Так говорил Бисмарк!
Шрифт:
«Как во всякой войне, так и в настоящей сгорело немало деревень – большая часть от артиллерийского огня пруссаков, а также и французов. При этом сгорели женщины и дети, которые спрятались в погреба и не могли быть вовремя спасены. Это относится и к Базейлю; это местечко несколько раз занималось от ружейного огня. Герцог Фиц Джэмс видел только его развалины, которые он осматривал после сражения, как и тысячи других лиц. Все остальное в его сообщении написано со слов несчастных, обездоленных людей. В стране, где само правительство систематически развивает неслыханную ложь, едва ли возможно, чтобы озлобленные мужики имели большую склонность при виде погорелых своих домов давать правдивые показания о своих врагах. Официальными донесениями подтверждено, что жители Базейля, не только военные, но и блузники, стреляли из окон в проходящие немецкие войска, а также в пленных, которые потом найдены убитыми в комнатах. Также констатировано, что женщины, вооруженные ножами и ружьями, совершали зверства над тяжелоранеными солдатами, а другие в сообщничестве с мужским населением стреляли и заряжали пушки, почему и найдено их так много среди раненых и убитых на поле сражения. Эти обстоятельства, вероятно, не переданы герцогу Фицу Джэмсу его свидетелями. Они вполне извиняют умышленный поджог деревень, сделанный с целью прогнать находящегося в них неприятеля. Не раз был открыт этот умысел. Что женщин и детей насильно гнали в огонь – это низкая ложь, которою французы запугивают народонаселение и возбуждают их к ненависти против нас. Этим они подстрекают
Прошу заметить раз навсегда: 1) в Англии совершенно достаточным для нашей безопасности считают снесение западных французских крепостей; 2) там стараются объяснить долговременную защиту Страсбурга приверженностью жителей к Франции. Но ведь крепость Мец защищается не немецким мещанством, а французскими войсками; упорная защита, значит, не есть следствие немецкой верности.

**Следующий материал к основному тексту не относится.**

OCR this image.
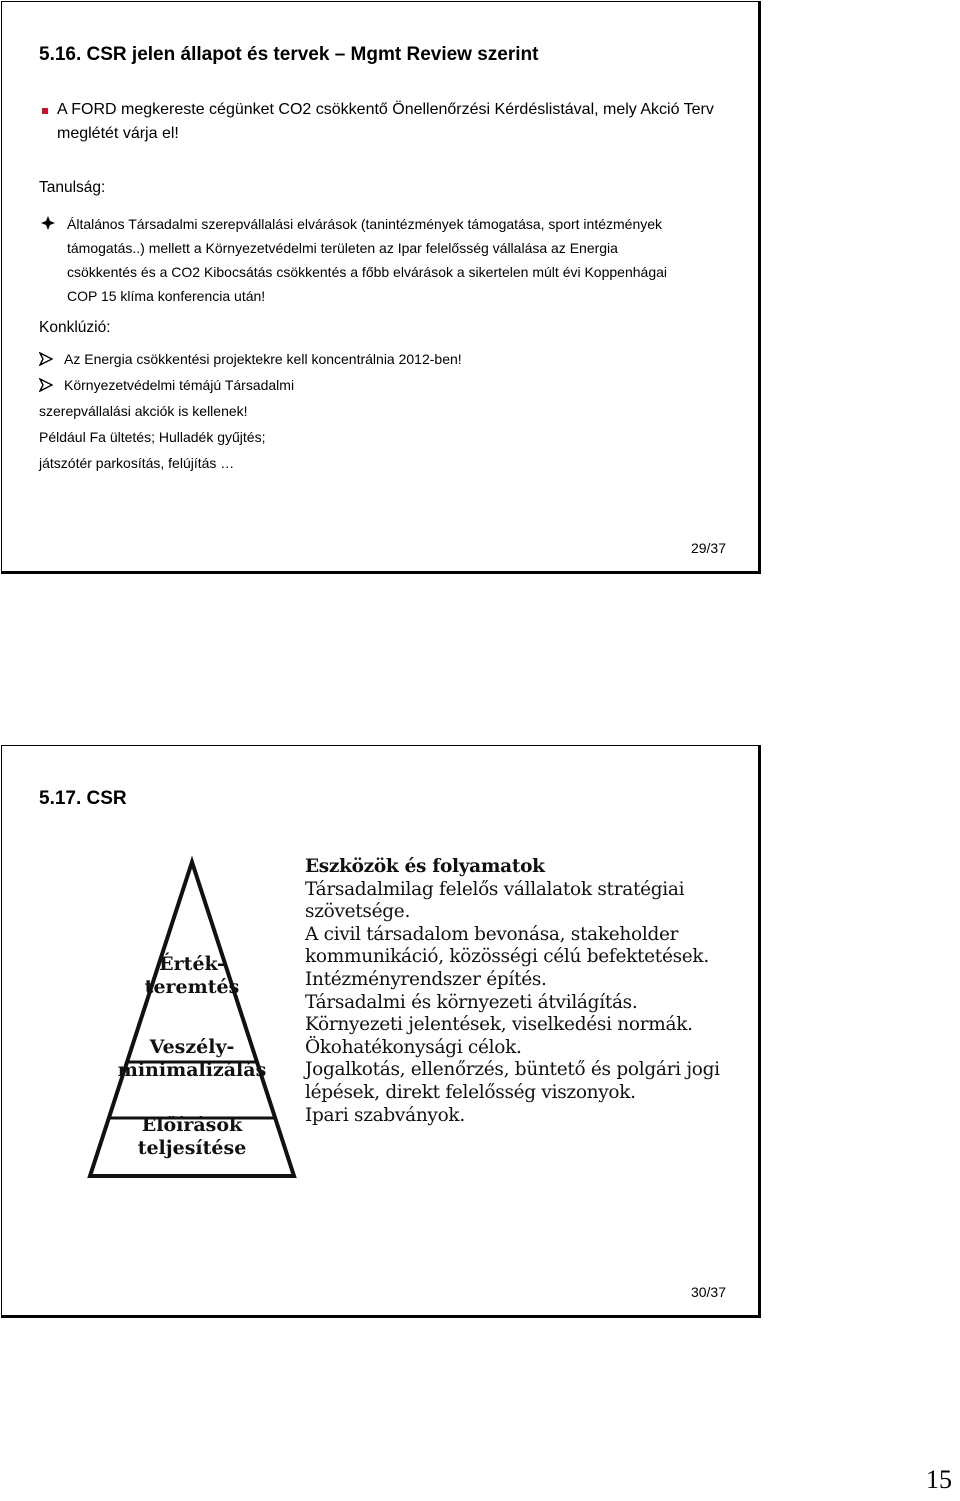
5.16. CSR jelen állapot és tervek – Mgmt Review szerint
A FORD megkereste cégünket CO2 csökkentő Önellenőrzési Kérdéslistával, mely Akció Terv meglétét várja el!
Tanulság:
Általános Társadalmi szerepvállalási elvárások (tanintézmények támogatása, sport intézmények
támogatás..) mellett a Környezetvédelmi területen az Ipar felelősség vállalása az Energia
csökkentés és a CO2 Kibocsátás csökkentés a főbb elvárások a sikertelen múlt évi Koppenhágai
COP 15 klíma konferencia után!
Konklúzió:
Az Energia csökkentési projektekre kell koncentrálnia 2012-ben!
Környezetvédelmi témájú Társadalmi
szerepvállalási akciók is kellenek!
Például Fa ültetés; Hulladék gyűjtés;
játszótér parkosítás, felújítás …
29/37
5.17. CSR
Érték-
teremtés
Veszély-
minimalizálás
Előírások
teljesítése
Eszközök és folyamatok
Társadalmilag felelős vállalatok stratégiai
szövetsége.
A civil társadalom bevonása, stakeholder
kommunikáció, közösségi célú befektetések.
Intézményrendszer építés.
Társadalmi és környezeti átvilágítás.
Környezeti jelentések, viselkedési normák.
Ökohatékonysági célok.
Jogalkotás, ellenőrzés, büntető és polgári jogi
lépések, direkt felelősség viszonyok.
Ipari szabványok.
30/37
15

Только что мы сели за стол, входит один из придворных лакеев и докладывает, что наследный принц будет к обеду и просит приготовить для себя ночлег, причем он – секретарь или курьер, кто его знает, – выражает желание, чтобы ему для пяти господ, сопровождающих его королевское высочество, были приготовлены канцелярия и большая гостиная рядом с комнатой канцлера. «Канцелярию нельзя, – отвечает шеф, – там идут занятия». Потом он предлагает в распоряжение комнату, в которой он моется, – гостиная же нужна для приема французских посредников и князей. Квартирмейстер удалился с вытянутым лицом. Он, конечно, рассчитывал на безусловное согласие.
За обедом в присутствии графа Лендорфа шел оживленный разговор. Когда зашла речь об украшении старого Фрица «под липами» черно-красно-желтыми знаменами, министр неодобрительно отнесся к Вурмбу за то, что он допустил спор о цветах.

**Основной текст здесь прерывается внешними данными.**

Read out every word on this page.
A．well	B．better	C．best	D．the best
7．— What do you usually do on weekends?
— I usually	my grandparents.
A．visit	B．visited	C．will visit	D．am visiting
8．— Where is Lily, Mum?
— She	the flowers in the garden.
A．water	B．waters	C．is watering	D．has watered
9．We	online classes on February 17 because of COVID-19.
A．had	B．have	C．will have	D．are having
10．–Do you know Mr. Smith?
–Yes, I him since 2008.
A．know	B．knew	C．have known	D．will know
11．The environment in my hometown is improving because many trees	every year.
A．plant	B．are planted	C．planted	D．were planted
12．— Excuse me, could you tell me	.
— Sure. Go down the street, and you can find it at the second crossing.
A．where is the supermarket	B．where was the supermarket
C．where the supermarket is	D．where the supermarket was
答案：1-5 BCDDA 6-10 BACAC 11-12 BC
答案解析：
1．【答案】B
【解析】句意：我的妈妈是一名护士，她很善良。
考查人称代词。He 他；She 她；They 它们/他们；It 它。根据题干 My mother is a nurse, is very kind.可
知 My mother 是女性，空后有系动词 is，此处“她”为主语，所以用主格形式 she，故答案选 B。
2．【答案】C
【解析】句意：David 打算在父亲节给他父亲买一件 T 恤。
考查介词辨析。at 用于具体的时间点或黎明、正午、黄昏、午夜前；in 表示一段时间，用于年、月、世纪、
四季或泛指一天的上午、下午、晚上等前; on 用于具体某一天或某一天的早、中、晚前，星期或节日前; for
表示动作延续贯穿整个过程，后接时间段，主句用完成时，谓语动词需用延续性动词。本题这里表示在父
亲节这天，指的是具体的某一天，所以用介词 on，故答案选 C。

«По-моему, – сказал он, – дело может считаться оконченным, с тех пор как принято северогерманское знамя. В остальном отлив цветов для меня безразличен, зеленый, желтый, какой угодно, даже самый игривый цвет, хоть мекленбург-штрелицкое знамя. Прусский же солдат знать ничего не хочет о черно-красно-желтом знамени, что, конечно, благоразумные люди не поставят ему в вину, когда вспомнят о берлинских мартовских днях и о значках противников в Майнской кампании 1866 г.». После того шеф говорил, что мир еще далек и прибавил: «Если они пойдут на Орлеан, то и мы за ними последуем, и – если они двинутся далее, то и мы – до самого моря». Затем он прочел нам полученные телеграммы и список находящихся в Париже полков. «Все вместе должны составить 180 000 человек, – сказал он, – но едва ли между ними есть 60 000 настоящих солдат. Молодых солдат и национальных гвардейцев с их табакерками считать не стоит». Несколько минут разговор вертелся о предметах, находящихся на столе, причем, между прочим, упомянули, что Александр фон Гумбольдт, этот идеальный человек нашей демократии, был ужасный едок и что при дворе «он собирал целые горы омаров и других трудноперевариваемых гастрономических закусок и все это погружал в желудок». Наконец нам подали жареного зайца, причем министр заметил: «Французский заяц ничего не стоит в сравнении с зайцем из Померании, в нем нет вкуса дичи! Совсем не то наш заяц, жаренный в сметане, который вкусен, потому что питается ароматными травами». После половины одиннадцатого министр велел узнать внизу, не пьет ли кто чаю. Ему доложили: «Доктор Буш». Он
пришел, выпил две чашки чая с коньяком, что он считал очень полезным для здоровья, и съел несколько маленьких кусков холодного жаркого. Потом он взял с собою полную бутылку холодного чая, который, кажется, составляет любимый его напиток по ночам, как я заметил во время похода. Он оставался до полуночи, и первое время мы были одни. Немного погодя он спросил, откуда я родом. Я ответил – из Дрездена. Какой город мне особенно нравится? Конечно, тот, в котором я родился? Я решительно отрицал это и сказал: «После Берлина более всего мне нравится Лейпциг». Он ответил, смеясь: «Вот как! Я этого не думал, Дрезден – такой прекрасный город!» Я выставил главную причину, почему он, несмотря на это, мне не нравится. Он ничего не сказал.Я спросил, не следует ли телеграфировать о слышанных нами на парижских улицах ружейных и пушечных выстрелах. «Да, – сказал он, – сделайте это». «О переговорах с Фавром надо еще подождать?» «Впрочем… – и потом продолжал: – От Мэзон на… как бишь его?.. на Монтри – первое совещание; потом в тот же вечер в Феррьере – второе, на следующее утро – третье, и все безуспешно как относительно перемирия, так и мира. Со стороны других французских партий готовятся также вступить с нами в переговоры». При этом он сделал некоторые намеки, из которых я мог заключить, что он указывает на императрицу Евгению.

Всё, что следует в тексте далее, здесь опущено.